Backman, Natalia; Bell, Mckenzie; Gostick, Anthony; Kiggins, Kendrick; Koller, Christopher; Naylor, Emily; Porter, Tyrel; Rawlings, Bree; Domyan, Eric, Ph.D (Utah Valley University)
Faculty Advisor: Domyan, Eric (Utah Valley University, Biology/Biotechnology)
The domesticated rock pigeon has been the subject of selective breeding for hounds of years and so displays an immense variety of phenotypes. This variety provides opportunities to further understand the genetic basis of phenotypic evolution. Pigmentation of pigeon feathers is controlled by multiple alleles at different loci, which influences the type and amount of melanin deposited in the feathers. A specific phenotype, known as "recessive red", consists of distinctly red plumage and is caused by a mutation that greatly reduces the expression of the gene Sox10. This gene encodes a transcription factor, known to play a key role in melanocyte maturation and proliferation. Sox10 likely regulates the transcription of multiple downstream genes but the identities of these genes are largely unknown. To identify downstream targets of Sox10, we compared the transcriptomes of regenerating feathers from wild-type and recessive red birds to identify genes that had different expression levels between the two groups. We identified 46 genes that are expressed at different levels between wild-type and recessive red birds, and thus are potential targets of Sox101.
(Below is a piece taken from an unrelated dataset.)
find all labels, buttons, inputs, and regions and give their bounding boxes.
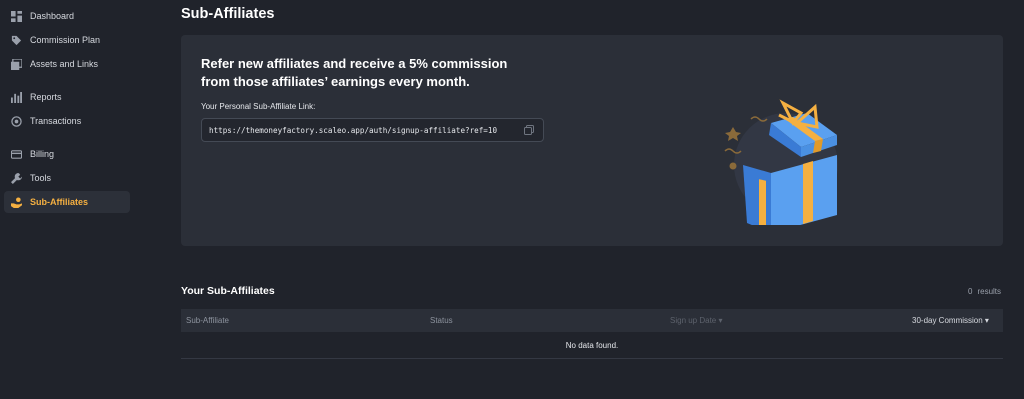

While several of the target genes have known roles in pigmentation, the role that many of the targets play in pigmentation has not been studied, making them interesting candidates for further investigation. Using CRISPR-Cas9, we introduced mutations in candidate genes that were chosen because of their unusually low expression in recessive red birds due to the mutation of Sox10. By observing the effects of the mutated genes, we can determine their roles in pigmentation. The genes that we are mutagenizing in our research is Tbx2, Arsg, and Abcb5 to see if they play a role in the melanin synthesis pathway.